Sec.9. But a system of banking, sometimes called free banking, has more recently been adopted in some states. It is so called, because the business of banking is thrown open to all by a general law. Any person, or any number of persons, may, by complying with the provisions of this general law, establish a bank without a special law for this purpose. Hence it is also called the general banking system.
Sec.10. Persons, before commencing business under this law, must put into the hands of the proper state officers ample securities for the redemption of their bills; and they may not issue bills to a greater amount than the amount of their securities. These securities must consist of approved state stocks, or United States stocks, or partly of public stocks, and partly of real estate. When a bank fails, the lands and stocks held in pledge by the state are sold, and the avails are applied to the redemption of the bills. This system of banking seems to be growing into public favor.
Sec.11. Insurance companies also are authorized by law. Their business is to insure persons against loss by fire. The corporators, on being paid a small sum, consisting generally of a certain percentage on the amount for which the property is insured, promise to pay such amount if the property shall be destroyed by fire. There are companies also for insuring vessels at sea; and life insurance companies, that agree to pay, in case of the death of the person insured, a certain sum for the benefit of his family, or of some other person named in the policy. The word policy as here used, means the writing containing the terms or conditions on which the company agrees to indemnify the person insured in case of loss. The money paid to obtain insurance, is called premium.
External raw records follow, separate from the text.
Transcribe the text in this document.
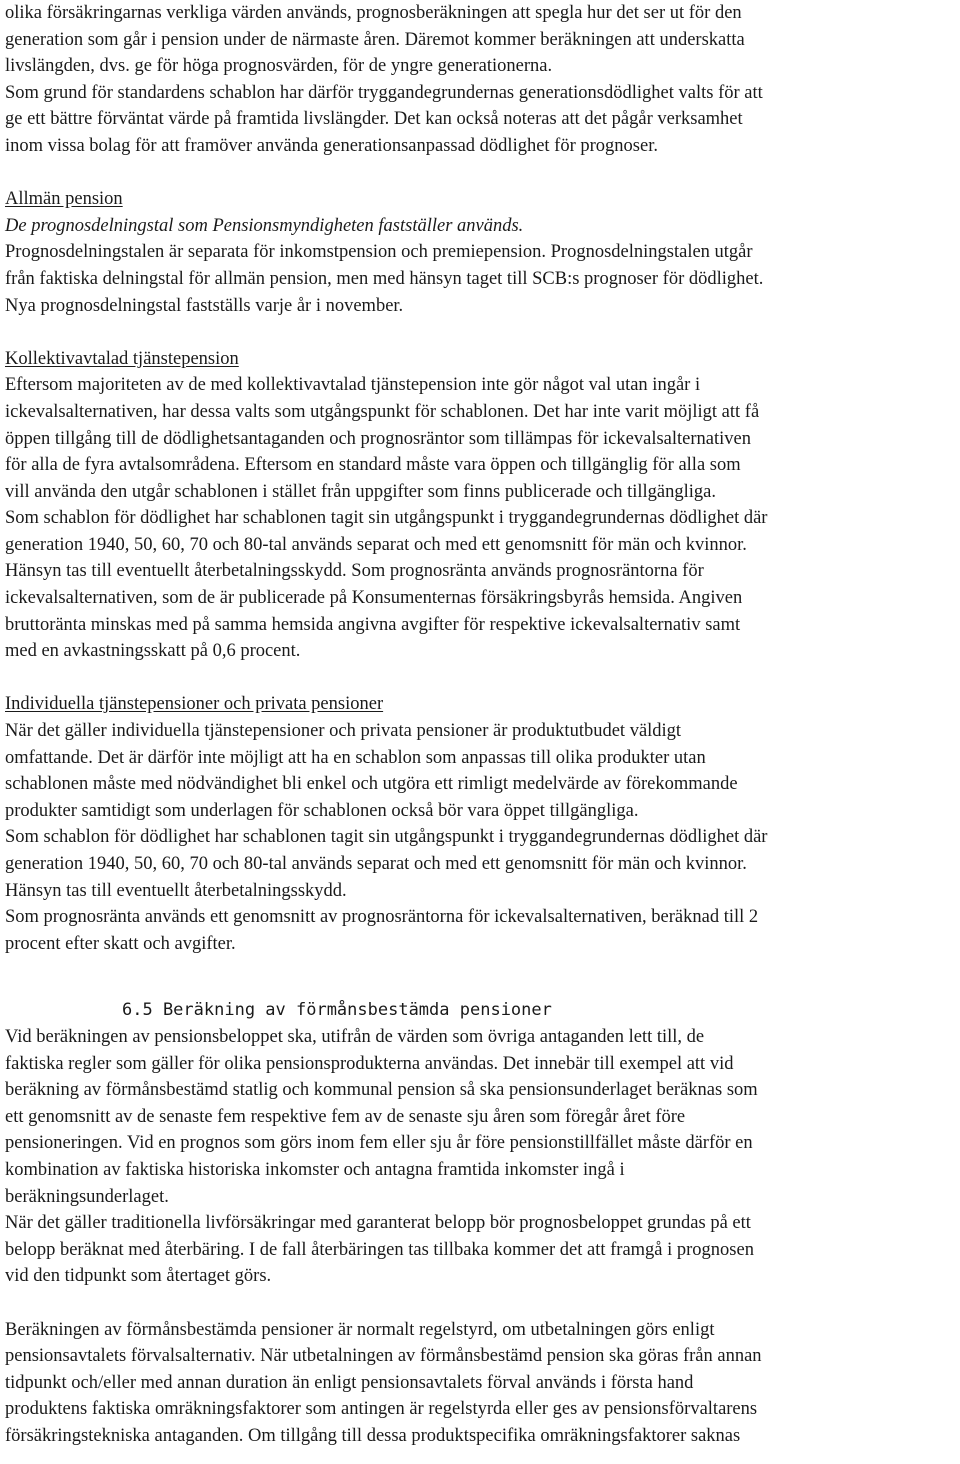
olika försäkringarnas verkliga värden används, prognosberäkningen att spegla hur det ser ut för den
generation som går i pension under de närmaste åren. Däremot kommer beräkningen att underskatta
livslängden, dvs. ge för höga prognosvärden, för de yngre generationerna.
Som grund för standardens schablon har därför tryggandegrundernas generationsdödlighet valts för att
ge ett bättre förväntat värde på framtida livslängder. Det kan också noteras att det pågår verksamhet
inom vissa bolag för att framöver använda generationsanpassad dödlighet för prognoser.
Allmän pension
De prognosdelningstal som Pensionsmyndigheten fastställer används.
Prognosdelningstalen är separata för inkomstpension och premiepension. Prognosdelningstalen utgår
från faktiska delningstal för allmän pension, men med hänsyn taget till SCB:s prognoser för dödlighet.
Nya prognosdelningstal fastställs varje år i november.
Kollektivavtalad tjänstepension
Eftersom majoriteten av de med kollektivavtalad tjänstepension inte gör något val utan ingår i
ickevalsalternativen, har dessa valts som utgångspunkt för schablonen. Det har inte varit möjligt att få
öppen tillgång till de dödlighetsantaganden och prognosräntor som tillämpas för ickevalsalternativen
för alla de fyra avtalsområdena. Eftersom en standard måste vara öppen och tillgänglig för alla som
vill använda den utgår schablonen i stället från uppgifter som finns publicerade och tillgängliga.
Som schablon för dödlighet har schablonen tagit sin utgångspunkt i tryggandegrundernas dödlighet där
generation 1940, 50, 60, 70 och 80-tal används separat och med ett genomsnitt för män och kvinnor.
Hänsyn tas till eventuellt återbetalningsskydd. Som prognosränta används prognosräntorna för
ickevalsalternativen, som de är publicerade på Konsumenternas försäkringsbyrås hemsida. Angiven
bruttoränta minskas med på samma hemsida angivna avgifter för respektive ickevalsalternativ samt
med en avkastningsskatt på 0,6 procent.
Individuella tjänstepensioner och privata pensioner
När det gäller individuella tjänstepensioner och privata pensioner är produktutbudet väldigt
omfattande. Det är därför inte möjligt att ha en schablon som anpassas till olika produkter utan
schablonen måste med nödvändighet bli enkel och utgöra ett rimligt medelvärde av förekommande
produkter samtidigt som underlagen för schablonen också bör vara öppet tillgängliga.
Som schablon för dödlighet har schablonen tagit sin utgångspunkt i tryggandegrundernas dödlighet där
generation 1940, 50, 60, 70 och 80-tal används separat och med ett genomsnitt för män och kvinnor.
Hänsyn tas till eventuellt återbetalningsskydd.
Som prognosränta används ett genomsnitt av prognosräntorna för ickevalsalternativen, beräknad till 2
procent efter skatt och avgifter.
6.5 Beräkning av förmånsbestämda pensioner
Vid beräkningen av pensionsbeloppet ska, utifrån de värden som övriga antaganden lett till, de
faktiska regler som gäller för olika pensionsprodukterna användas. Det innebär till exempel att vid
beräkning av förmånsbestämd statlig och kommunal pension så ska pensionsunderlaget beräknas som
ett genomsnitt av de senaste fem respektive fem av de senaste sju åren som föregår året före
pensioneringen. Vid en prognos som görs inom fem eller sju år före pensionstillfället måste därför en
kombination av faktiska historiska inkomster och antagna framtida inkomster ingå i
beräkningsunderlaget.
När det gäller traditionella livförsäkringar med garanterat belopp bör prognosbeloppet grundas på ett
belopp beräknat med återbäring. I de fall återbäringen tas tillbaka kommer det att framgå i prognosen
vid den tidpunkt som återtaget görs.
Beräkningen av förmånsbestämda pensioner är normalt regelstyrd, om utbetalningen görs enligt
pensionsavtalets förvalsalternativ. När utbetalningen av förmånsbestämd pension ska göras från annan
tidpunkt och/eller med annan duration än enligt pensionsavtalets förval används i första hand
produktens faktiska omräkningsfaktorer som antingen är regelstyrda eller ges av pensionsförvaltarens
försäkringstekniska antaganden. Om tillgång till dessa produktspecifika omräkningsfaktorer saknas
Sec.12. The profits of the stockholders consist of the excess of money received for premiums over the amount paid out for losses. Thus, if a company has issued 2,000 policies, each covering property of an average amount of $1,000, the amount of risk is $2,000,000; and if the rate of insurance is one per cent., the amount received in premiums is $20,000. Hence, if none of the 2,000 buildings is burned within the time the insurance is to run, the $20,000 are gained. If ten of them should be burned, there would still be a gain of $10,000. If twenty should be destroyed, there would be no gain, but an actual loss to the amount of the expenses of the concern.